El hombre tenia 38 años y cenaba con su familia. Eran las 10.:00 p.m. en el sector Agua Dulce, en la parroquia Rafael Urdaneta, por la calle Futuro.

El objetivo estaba claro: matar a Maestre y lo hicieron sin mediar palabras. Por eso dispararon varias veces para cerciorarse que estaba muerto.

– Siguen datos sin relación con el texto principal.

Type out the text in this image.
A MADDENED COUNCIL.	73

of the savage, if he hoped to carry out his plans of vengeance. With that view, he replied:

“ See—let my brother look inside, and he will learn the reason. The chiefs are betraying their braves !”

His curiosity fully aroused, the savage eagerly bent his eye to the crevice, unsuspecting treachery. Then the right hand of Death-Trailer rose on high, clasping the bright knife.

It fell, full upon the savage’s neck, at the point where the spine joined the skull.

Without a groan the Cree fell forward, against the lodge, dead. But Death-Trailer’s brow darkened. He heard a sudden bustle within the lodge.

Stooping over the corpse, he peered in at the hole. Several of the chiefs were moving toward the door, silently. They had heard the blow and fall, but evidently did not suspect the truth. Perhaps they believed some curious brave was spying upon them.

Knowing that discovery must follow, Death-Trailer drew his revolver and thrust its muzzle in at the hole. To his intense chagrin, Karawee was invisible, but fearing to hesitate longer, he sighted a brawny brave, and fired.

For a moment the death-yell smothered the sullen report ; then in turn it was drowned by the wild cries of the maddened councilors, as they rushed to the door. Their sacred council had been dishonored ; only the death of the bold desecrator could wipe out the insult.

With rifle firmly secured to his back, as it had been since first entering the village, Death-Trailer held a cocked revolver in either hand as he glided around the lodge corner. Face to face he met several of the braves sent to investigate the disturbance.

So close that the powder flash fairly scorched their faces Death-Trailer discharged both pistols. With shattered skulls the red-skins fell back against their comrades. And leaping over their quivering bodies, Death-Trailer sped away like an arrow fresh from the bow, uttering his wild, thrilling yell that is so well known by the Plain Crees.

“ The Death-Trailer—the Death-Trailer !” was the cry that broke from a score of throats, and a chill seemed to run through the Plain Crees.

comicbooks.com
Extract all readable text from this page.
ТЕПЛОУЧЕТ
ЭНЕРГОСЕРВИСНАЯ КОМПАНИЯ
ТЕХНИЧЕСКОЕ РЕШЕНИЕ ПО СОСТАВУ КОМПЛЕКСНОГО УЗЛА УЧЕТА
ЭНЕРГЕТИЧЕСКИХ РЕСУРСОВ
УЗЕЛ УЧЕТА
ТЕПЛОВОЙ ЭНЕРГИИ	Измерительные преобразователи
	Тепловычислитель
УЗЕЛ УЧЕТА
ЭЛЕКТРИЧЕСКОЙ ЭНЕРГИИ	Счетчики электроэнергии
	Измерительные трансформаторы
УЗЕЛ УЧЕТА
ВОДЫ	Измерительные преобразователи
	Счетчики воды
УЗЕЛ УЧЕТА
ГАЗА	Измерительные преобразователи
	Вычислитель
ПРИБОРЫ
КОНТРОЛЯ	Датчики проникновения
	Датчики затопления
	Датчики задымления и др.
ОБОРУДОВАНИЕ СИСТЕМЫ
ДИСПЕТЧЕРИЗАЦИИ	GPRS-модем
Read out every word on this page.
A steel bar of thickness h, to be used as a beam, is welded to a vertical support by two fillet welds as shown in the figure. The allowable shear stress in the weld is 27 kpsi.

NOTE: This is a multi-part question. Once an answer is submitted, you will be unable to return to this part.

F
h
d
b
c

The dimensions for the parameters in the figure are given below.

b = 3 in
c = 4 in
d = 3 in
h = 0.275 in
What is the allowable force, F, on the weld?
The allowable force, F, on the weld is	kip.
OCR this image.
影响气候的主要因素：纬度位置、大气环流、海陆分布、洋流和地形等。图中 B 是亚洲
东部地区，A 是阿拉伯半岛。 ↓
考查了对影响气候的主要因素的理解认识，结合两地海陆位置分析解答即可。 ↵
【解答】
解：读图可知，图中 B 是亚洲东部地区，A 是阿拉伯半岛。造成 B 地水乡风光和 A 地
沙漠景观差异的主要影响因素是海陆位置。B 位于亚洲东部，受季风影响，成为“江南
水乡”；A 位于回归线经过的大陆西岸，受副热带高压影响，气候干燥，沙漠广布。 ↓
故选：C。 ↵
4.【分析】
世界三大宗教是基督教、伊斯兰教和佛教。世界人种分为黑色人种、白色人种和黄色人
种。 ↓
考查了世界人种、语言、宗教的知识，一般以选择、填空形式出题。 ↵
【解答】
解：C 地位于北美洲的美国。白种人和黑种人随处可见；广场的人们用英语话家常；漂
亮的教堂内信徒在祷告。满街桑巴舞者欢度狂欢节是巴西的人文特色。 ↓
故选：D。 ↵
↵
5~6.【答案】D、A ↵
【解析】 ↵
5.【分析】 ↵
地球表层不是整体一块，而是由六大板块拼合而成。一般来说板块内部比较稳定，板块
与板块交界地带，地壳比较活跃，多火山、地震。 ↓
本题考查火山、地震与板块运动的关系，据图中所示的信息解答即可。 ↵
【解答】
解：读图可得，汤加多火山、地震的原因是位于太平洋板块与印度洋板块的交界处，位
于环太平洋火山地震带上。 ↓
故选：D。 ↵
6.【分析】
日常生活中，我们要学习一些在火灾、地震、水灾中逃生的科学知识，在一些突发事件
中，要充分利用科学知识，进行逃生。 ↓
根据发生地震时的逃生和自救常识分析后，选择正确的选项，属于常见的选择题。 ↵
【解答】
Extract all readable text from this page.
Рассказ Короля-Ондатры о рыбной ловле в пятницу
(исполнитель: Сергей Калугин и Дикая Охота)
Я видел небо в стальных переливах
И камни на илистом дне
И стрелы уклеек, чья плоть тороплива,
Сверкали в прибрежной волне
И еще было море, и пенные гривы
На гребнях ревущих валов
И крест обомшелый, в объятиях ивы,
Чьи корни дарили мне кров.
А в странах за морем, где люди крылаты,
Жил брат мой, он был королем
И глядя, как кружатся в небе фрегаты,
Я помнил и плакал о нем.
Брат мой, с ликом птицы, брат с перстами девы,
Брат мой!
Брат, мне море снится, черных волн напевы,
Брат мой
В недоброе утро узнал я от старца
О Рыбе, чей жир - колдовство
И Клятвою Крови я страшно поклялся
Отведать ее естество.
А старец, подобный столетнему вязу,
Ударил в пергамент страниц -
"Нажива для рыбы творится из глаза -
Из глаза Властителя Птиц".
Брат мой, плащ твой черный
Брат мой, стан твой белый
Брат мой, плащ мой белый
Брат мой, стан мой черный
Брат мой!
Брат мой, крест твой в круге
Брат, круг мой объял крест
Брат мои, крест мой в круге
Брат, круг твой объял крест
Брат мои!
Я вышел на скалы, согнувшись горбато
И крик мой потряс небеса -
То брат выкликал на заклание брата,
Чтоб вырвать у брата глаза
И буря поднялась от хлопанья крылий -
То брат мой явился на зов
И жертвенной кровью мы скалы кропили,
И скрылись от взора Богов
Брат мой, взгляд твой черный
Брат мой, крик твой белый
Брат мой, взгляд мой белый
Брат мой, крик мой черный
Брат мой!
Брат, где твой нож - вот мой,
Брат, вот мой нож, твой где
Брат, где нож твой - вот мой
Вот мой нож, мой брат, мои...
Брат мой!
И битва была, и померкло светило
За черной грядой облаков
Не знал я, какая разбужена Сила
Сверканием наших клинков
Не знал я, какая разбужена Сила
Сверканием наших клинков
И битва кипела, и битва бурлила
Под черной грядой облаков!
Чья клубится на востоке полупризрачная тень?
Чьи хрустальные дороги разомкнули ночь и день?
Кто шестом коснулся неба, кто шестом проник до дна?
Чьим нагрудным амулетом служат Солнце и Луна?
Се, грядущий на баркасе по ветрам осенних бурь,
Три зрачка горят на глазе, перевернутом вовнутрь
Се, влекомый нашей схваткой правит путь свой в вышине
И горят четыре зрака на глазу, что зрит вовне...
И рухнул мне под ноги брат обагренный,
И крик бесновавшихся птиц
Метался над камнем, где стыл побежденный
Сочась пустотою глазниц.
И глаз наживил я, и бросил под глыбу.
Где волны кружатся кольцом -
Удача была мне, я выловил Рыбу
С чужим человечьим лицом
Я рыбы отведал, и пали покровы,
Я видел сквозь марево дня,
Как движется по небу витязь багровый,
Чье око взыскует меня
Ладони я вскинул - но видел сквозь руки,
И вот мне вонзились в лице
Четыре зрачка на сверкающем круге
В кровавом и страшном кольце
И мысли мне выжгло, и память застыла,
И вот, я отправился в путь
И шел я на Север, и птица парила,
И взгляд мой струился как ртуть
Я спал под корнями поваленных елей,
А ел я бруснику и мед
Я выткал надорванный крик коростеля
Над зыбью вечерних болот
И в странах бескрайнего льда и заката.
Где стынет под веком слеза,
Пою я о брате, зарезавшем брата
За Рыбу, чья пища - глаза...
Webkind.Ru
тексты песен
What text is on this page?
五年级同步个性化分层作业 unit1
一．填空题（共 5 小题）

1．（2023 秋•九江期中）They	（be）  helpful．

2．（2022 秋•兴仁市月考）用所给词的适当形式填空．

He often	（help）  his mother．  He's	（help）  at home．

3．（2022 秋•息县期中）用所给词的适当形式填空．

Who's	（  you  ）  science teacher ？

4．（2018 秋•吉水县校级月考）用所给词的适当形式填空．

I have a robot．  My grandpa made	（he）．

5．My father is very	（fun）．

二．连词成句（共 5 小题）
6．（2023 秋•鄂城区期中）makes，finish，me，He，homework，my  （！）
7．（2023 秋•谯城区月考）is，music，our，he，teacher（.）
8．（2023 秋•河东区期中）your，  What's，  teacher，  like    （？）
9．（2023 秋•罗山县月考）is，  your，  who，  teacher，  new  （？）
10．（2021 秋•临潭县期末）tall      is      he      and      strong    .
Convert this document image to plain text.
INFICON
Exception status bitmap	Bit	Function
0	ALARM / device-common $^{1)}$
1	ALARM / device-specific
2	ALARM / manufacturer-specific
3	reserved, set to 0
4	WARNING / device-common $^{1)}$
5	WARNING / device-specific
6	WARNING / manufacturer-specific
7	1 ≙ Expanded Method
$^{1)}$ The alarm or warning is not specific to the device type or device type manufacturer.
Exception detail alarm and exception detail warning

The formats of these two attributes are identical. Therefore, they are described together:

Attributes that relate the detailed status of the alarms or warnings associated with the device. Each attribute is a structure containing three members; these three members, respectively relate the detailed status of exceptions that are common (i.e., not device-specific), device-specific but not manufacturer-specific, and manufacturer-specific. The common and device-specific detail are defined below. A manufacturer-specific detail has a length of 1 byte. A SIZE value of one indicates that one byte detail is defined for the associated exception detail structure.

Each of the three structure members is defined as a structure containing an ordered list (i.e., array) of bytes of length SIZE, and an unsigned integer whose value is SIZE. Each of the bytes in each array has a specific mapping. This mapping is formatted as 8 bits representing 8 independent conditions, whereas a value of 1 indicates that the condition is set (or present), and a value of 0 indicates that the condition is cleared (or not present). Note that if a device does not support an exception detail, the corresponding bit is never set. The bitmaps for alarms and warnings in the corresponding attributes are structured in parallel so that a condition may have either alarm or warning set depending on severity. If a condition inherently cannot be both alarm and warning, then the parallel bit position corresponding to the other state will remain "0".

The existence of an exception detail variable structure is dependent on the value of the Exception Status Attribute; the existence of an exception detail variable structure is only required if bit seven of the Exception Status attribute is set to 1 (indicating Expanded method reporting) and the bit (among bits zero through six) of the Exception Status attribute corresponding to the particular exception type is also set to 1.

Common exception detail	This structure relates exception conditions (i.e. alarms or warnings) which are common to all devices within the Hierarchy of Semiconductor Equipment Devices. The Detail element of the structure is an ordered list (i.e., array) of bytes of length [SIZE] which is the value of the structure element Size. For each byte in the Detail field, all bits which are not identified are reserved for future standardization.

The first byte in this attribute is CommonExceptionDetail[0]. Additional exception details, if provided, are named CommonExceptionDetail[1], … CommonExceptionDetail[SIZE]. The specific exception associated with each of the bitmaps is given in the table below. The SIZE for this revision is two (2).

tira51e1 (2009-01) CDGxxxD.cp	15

Antes que los sujetos ingresaran a la propiedad robaron una bodega diagonal a la casa de Maestre. El negocio no se distinguía bien por las enormes ramas y flores que cubren parte de las rejas. Ahí hubo grandes perdidas, dijo la hija del dueño del negocio. “Se llevaron Harina Pan, azúcar, pañales y computadoras, además de un Fiat Palio del 98 color naranja”.

Bodega en la que el comando robó antes de asesinar a Maestre. Foto: Angel Chacón

En el asalto una de las peguntas de los maleantes era “¿En dónde está Gustavo?”. Los dueños del local aterrados le mostraron la casa de color amarillo pastel con baldosas de cerámica por la mitad. Lo siguiente fue una lluvia de detonaciones. Al día siguiente, los orificios se veían en el muro de la casa de al lado. En el portón del estacionamiento de Maestre también habían.

Los 30 individuos pertenecían a una misma banda. El líder fue identificado como “El Bebé de Las Palmitas” junto con “El Feo”, “El Martillo” y “El Hector”. Una comisión del Cuerpo de Investigaciones Científicas Penales y Criminalísticas (Cicpc) llegó al sitio y fue recibida con una granada de humo. Minutos antes habían lanzado una en el garaje pero no explotó, expresó una de las familiares de Maestre, quien se refugió en el baño de la casa junto a sus cinco hijos. Ese fue el único lugar que no tocaron, porque el fallecido pidió a gritos que no les hicieran daño: “Matenme a mi”, contaron los vecinos.

La petición de Maestre fue concedida. Lo hizo para proteger a su familia. El observaba como se llevan todo lo que tenía: la ropa, el dinero, los celulares, las tablets y los televisores, según lo relatado por su familiar que recordaba todo con exactitud.

Maestre se dedicaba a vender cobre y tenia relación con policías, según lo indicado por fuentes relacionadas al caso.